Many never had the right to vote. Most never drove a car or used a computer. They were high-minded women all. Most were well-educated and well-traveled.

To kick off their 125th anniversary year, the chapter invited a select group of their David Reese ancestors to talk about their lives and remembrances, and they all attended. Using the Oxford Walking Tour guide from the Chamber of Commerce, many were able to point out where they had lived. Miss Ella Pegues, charter member, has four historic homes in Oxford related to her family, including Ammadelle. The home of Jane Rankin Eades, built by her husband on South Lamar, held their large family. Mrs. Eades joined the David Reese Chapter at age 79. Mrs. Eades was not only the chapter’s oldest member but their only Real Daughter, a term for a member whose father was a verified Patriot of the American Revolution.
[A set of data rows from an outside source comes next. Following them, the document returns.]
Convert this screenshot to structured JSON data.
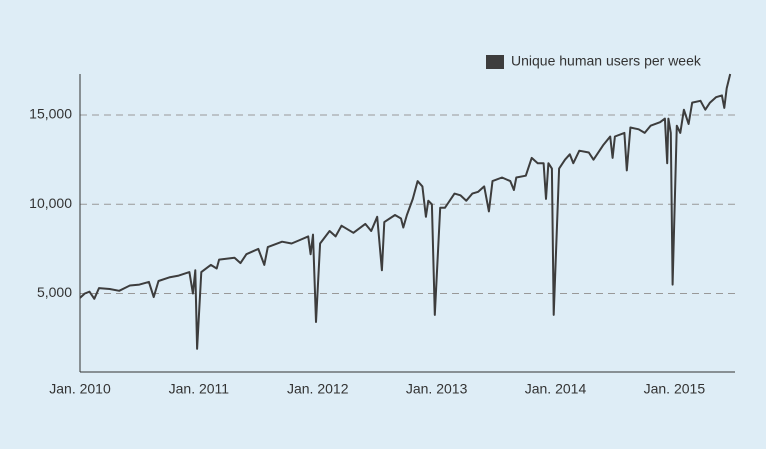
{
  "chart_data": {
    "type": "line",
    "x": [
      2010.0,
      2010.04,
      2010.08,
      2010.12,
      2010.16,
      2010.25,
      2010.33,
      2010.42,
      2010.5,
      2010.58,
      2010.62,
      2010.66,
      2010.75,
      2010.83,
      2010.92,
      2010.95,
      2010.97,
      2010.985,
      2011.02,
      2011.1,
      2011.15,
      2011.17,
      2011.3,
      2011.35,
      2011.4,
      2011.5,
      2011.55,
      2011.58,
      2011.7,
      2011.78,
      2011.85,
      2011.92,
      2011.94,
      2011.96,
      2011.985,
      2012.02,
      2012.1,
      2012.15,
      2012.2,
      2012.3,
      2012.4,
      2012.45,
      2012.5,
      2012.54,
      2012.56,
      2012.65,
      2012.7,
      2012.72,
      2012.75,
      2012.8,
      2012.84,
      2012.88,
      2012.91,
      2012.93,
      2012.96,
      2012.985,
      2013.03,
      2013.07,
      2013.1,
      2013.15,
      2013.2,
      2013.25,
      2013.3,
      2013.35,
      2013.4,
      2013.44,
      2013.47,
      2013.55,
      2013.62,
      2013.65,
      2013.67,
      2013.75,
      2013.8,
      2013.85,
      2013.9,
      2013.92,
      2013.94,
      2013.97,
      2013.985,
      2014.03,
      2014.08,
      2014.12,
      2014.15,
      2014.2,
      2014.28,
      2014.32,
      2014.4,
      2014.46,
      2014.48,
      2014.5,
      2014.58,
      2014.6,
      2014.63,
      2014.7,
      2014.75,
      2014.8,
      2014.88,
      2014.92,
      2014.94,
      2014.95,
      2014.97,
      2014.985,
      2015.02,
      2015.05,
      2015.08,
      2015.12,
      2015.15,
      2015.22,
      2015.26,
      2015.3,
      2015.35,
      2015.4,
      2015.42,
      2015.44,
      2015.47
    ],
    "series": [
      {
        "name": "Unique human users per week",
        "color": "#3d3d3d",
        "values": [
          4750,
          5000,
          5100,
          4700,
          5300,
          5250,
          5150,
          5450,
          5500,
          5650,
          4800,
          5700,
          5900,
          6000,
          6200,
          5000,
          6300,
          1900,
          6200,
          6600,
          6400,
          6900,
          7000,
          6700,
          7200,
          7500,
          6600,
          7600,
          7900,
          7800,
          8000,
          8200,
          7200,
          8300,
          3400,
          7800,
          8500,
          8200,
          8800,
          8400,
          8900,
          8500,
          9300,
          6300,
          9000,
          9400,
          9200,
          8700,
          9400,
          10300,
          11300,
          11000,
          9300,
          10200,
          10000,
          3800,
          9800,
          9800,
          10100,
          10600,
          10500,
          10200,
          10600,
          10700,
          11000,
          9600,
          11300,
          11500,
          11300,
          10800,
          11500,
          11600,
          12600,
          12300,
          12300,
          10300,
          12300,
          12000,
          3800,
          12000,
          12500,
          12800,
          12300,
          13000,
          12900,
          12500,
          13300,
          13800,
          12600,
          13800,
          14000,
          11900,
          14300,
          14200,
          14000,
          14400,
          14600,
          14800,
          12300,
          14800,
          14000,
          5500,
          14400,
          14000,
          15300,
          14500,
          15700,
          15800,
          15300,
          15700,
          16000,
          16100,
          15400,
          16500,
          17300
        ]
      }
    ],
    "xlim": [
      2010,
      2015.51
    ],
    "xticks": [
      {
        "value": 2010,
        "label": "Jan. 2010"
      },
      {
        "value": 2011,
        "label": "Jan. 2011"
      },
      {
        "value": 2012,
        "label": "Jan. 2012"
      },
      {
        "value": 2013,
        "label": "Jan. 2013"
      },
      {
        "value": 2014,
        "label": "Jan. 2014"
      },
      {
        "value": 2015,
        "label": "Jan. 2015"
      }
    ],
    "ylim": [
      600,
      17300
    ],
    "yticks": [
      {
        "value": 5000,
        "label": "5,000"
      },
      {
        "value": 10000,
        "label": "10,000"
      },
      {
        "value": 15000,
        "label": "15,000"
      }
    ],
    "grid": true,
    "legend": "top-right"
  }
}
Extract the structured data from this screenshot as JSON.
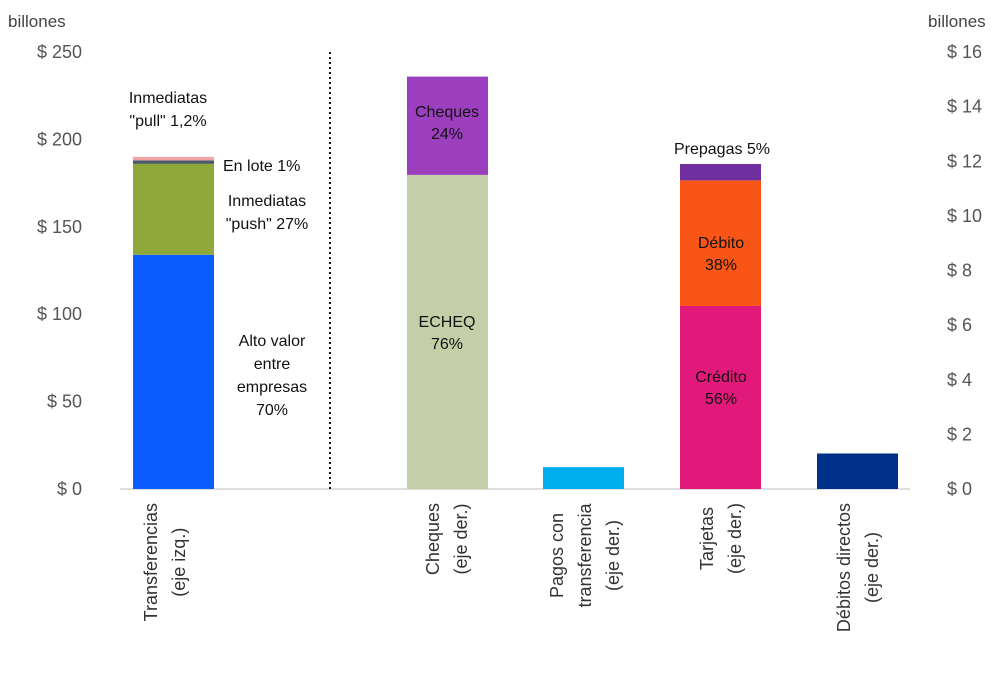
{
  "chart_data": {
    "type": "bar",
    "stacked": true,
    "left_axis": {
      "unit": "billones",
      "range": [
        0,
        250
      ],
      "ticks": [
        0,
        50,
        100,
        150,
        200,
        250
      ],
      "tick_labels": [
        "$ 0",
        "$ 50",
        "$ 100",
        "$ 150",
        "$ 200",
        "$ 250"
      ]
    },
    "right_axis": {
      "unit": "billones",
      "range": [
        0,
        16
      ],
      "ticks": [
        0,
        2,
        4,
        6,
        8,
        10,
        12,
        14,
        16
      ],
      "tick_labels": [
        "$ 0",
        "$ 2",
        "$ 4",
        "$ 6",
        "$ 8",
        "$ 10",
        "$ 12",
        "$ 14",
        "$ 16"
      ]
    },
    "categories": [
      {
        "label_lines": [
          "Transferencias",
          "(eje izq.)"
        ],
        "axis": "left",
        "segments": [
          {
            "value": 134,
            "color": "#0a5cff",
            "label_lines": [
              "Alto valor",
              "entre",
              "empresas",
              "70%"
            ]
          },
          {
            "value": 52,
            "color": "#8fa83a",
            "label_lines": [
              "Inmediatas",
              "\"push\" 27%"
            ]
          },
          {
            "value": 2,
            "color": "#4a5a66",
            "label_lines": [
              "En lote 1%"
            ]
          },
          {
            "value": 2,
            "color": "#f4a3a3",
            "label_lines": [
              "Inmediatas",
              "\"pull\" 1,2%"
            ]
          }
        ]
      },
      {
        "label_lines": [
          "Cheques",
          "(eje der.)"
        ],
        "axis": "right",
        "segments": [
          {
            "value": 11.5,
            "color": "#c5cfa7",
            "label_lines": [
              "ECHEQ",
              "76%"
            ]
          },
          {
            "value": 3.6,
            "color": "#9b3fbf",
            "label_lines": [
              "Cheques",
              "24%"
            ]
          }
        ]
      },
      {
        "label_lines": [
          "Pagos con",
          "transferencia",
          "(eje der.)"
        ],
        "axis": "right",
        "segments": [
          {
            "value": 0.8,
            "color": "#00aeef",
            "label_lines": []
          }
        ]
      },
      {
        "label_lines": [
          "Tarjetas",
          "(eje der.)"
        ],
        "axis": "right",
        "segments": [
          {
            "value": 6.7,
            "color": "#e0197a",
            "label_lines": [
              "Crédito",
              "56%"
            ]
          },
          {
            "value": 4.6,
            "color": "#f95516",
            "label_lines": [
              "Débito",
              "38%"
            ]
          },
          {
            "value": 0.6,
            "color": "#7030a0",
            "label_lines": [
              "Prepagas  5%"
            ]
          }
        ]
      },
      {
        "label_lines": [
          "Débitos directos",
          "(eje der.)"
        ],
        "axis": "right",
        "segments": [
          {
            "value": 1.3,
            "color": "#003087",
            "label_lines": []
          }
        ]
      }
    ]
  }
}
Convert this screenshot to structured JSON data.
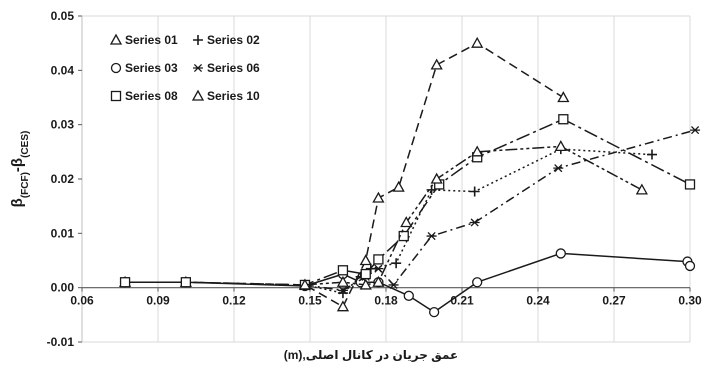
{
  "chart_data": {
    "type": "line",
    "xlabel": "عمق جریان در کانال اصلی,(m)",
    "ylabel": {
      "beta1": "β",
      "sub1": "(FCF)",
      "dash": "-",
      "beta2": "β",
      "sub2": "(CES)"
    },
    "xlim": [
      0.06,
      0.3
    ],
    "ylim": [
      -0.01,
      0.05
    ],
    "xticks": [
      "0.06",
      "0.09",
      "0.12",
      "0.15",
      "0.18",
      "0.21",
      "0.24",
      "0.27",
      "0.30"
    ],
    "yticks": [
      "-0.01",
      "0.00",
      "0.01",
      "0.02",
      "0.03",
      "0.04",
      "0.05"
    ],
    "grid": "vertical",
    "legend": {
      "placement": "top-left",
      "columns": 2
    },
    "series": [
      {
        "name": "Series 01",
        "marker": "triangle",
        "dash": "9,5",
        "x": [
          0.077,
          0.101,
          0.148,
          0.163,
          0.172,
          0.177,
          0.185,
          0.2,
          0.216,
          0.25
        ],
        "y": [
          0.001,
          0.001,
          0.0005,
          -0.0035,
          0.005,
          0.0165,
          0.0185,
          0.041,
          0.045,
          0.035
        ]
      },
      {
        "name": "Series 02",
        "marker": "plus",
        "dash": "2,3",
        "x": [
          0.148,
          0.163,
          0.17,
          0.174,
          0.184,
          0.198,
          0.215,
          0.249,
          0.285
        ],
        "y": [
          0.0005,
          -0.001,
          0.002,
          0.0035,
          0.0045,
          0.018,
          0.0177,
          0.0255,
          0.0245
        ]
      },
      {
        "name": "Series 03",
        "marker": "circle",
        "dash": "",
        "x": [
          0.077,
          0.101,
          0.148,
          0.163,
          0.17,
          0.177,
          0.189,
          0.199,
          0.216,
          0.249,
          0.299,
          0.3
        ],
        "y": [
          0.001,
          0.001,
          0.0003,
          0.0025,
          0.001,
          0.001,
          -0.0015,
          -0.0045,
          0.001,
          0.0063,
          0.0048,
          0.004
        ]
      },
      {
        "name": "Series 06",
        "marker": "asterisk",
        "dash": "9,4,2,4",
        "x": [
          0.148,
          0.163,
          0.172,
          0.177,
          0.183,
          0.198,
          0.215,
          0.248,
          0.302
        ],
        "y": [
          0.0005,
          -0.0005,
          0.002,
          0.0035,
          0.0005,
          0.0095,
          0.012,
          0.022,
          0.029
        ]
      },
      {
        "name": "Series 08",
        "marker": "square",
        "dash": "14,4,3,4",
        "x": [
          0.077,
          0.101,
          0.148,
          0.163,
          0.172,
          0.177,
          0.187,
          0.201,
          0.216,
          0.25,
          0.3
        ],
        "y": [
          0.001,
          0.001,
          0.0005,
          0.0032,
          0.0025,
          0.0052,
          0.0095,
          0.019,
          0.024,
          0.031,
          0.019
        ]
      },
      {
        "name": "Series 10",
        "marker": "triangle",
        "dash": "12,3,3,3,3,3",
        "x": [
          0.148,
          0.163,
          0.172,
          0.177,
          0.188,
          0.2,
          0.216,
          0.249,
          0.281
        ],
        "y": [
          0.0005,
          0.001,
          0.0005,
          0.001,
          0.012,
          0.02,
          0.025,
          0.026,
          0.018
        ]
      }
    ]
  }
}
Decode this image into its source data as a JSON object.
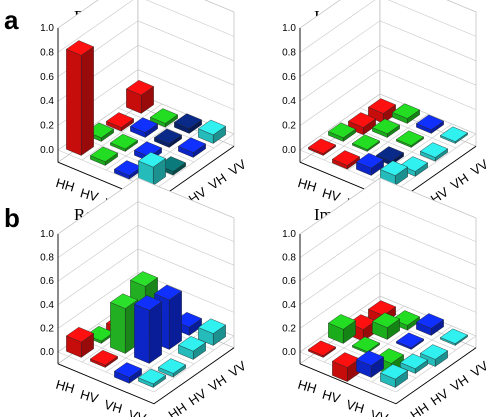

Others in the cast included Helen Conkey, founding regent; Charlotte Kilgore Wardlaw and Margaret Wardlaw Wendel Sharp, both regents and representing several Wardlaw members; Maud Morrow Brown, author of The University Greys; Evelyn Seward McGowen Hogden, cousin of her presenter Mary Lucia Holloway and an artist; and Evelyn Gurley Crockett, beloved by the chapter for her publishing of the centennial book that captured the first 100 years. Evelyn, who was also an artist, is considered the founding spirit behind Oxford’s Double Decker Festival. Her granddaughter Molly Crockett attended as a special guest.

More celebrations will follow this year as the 100-member David Reese Chapter honors its past and continues its commitment to patriotism, education, and historic preservation.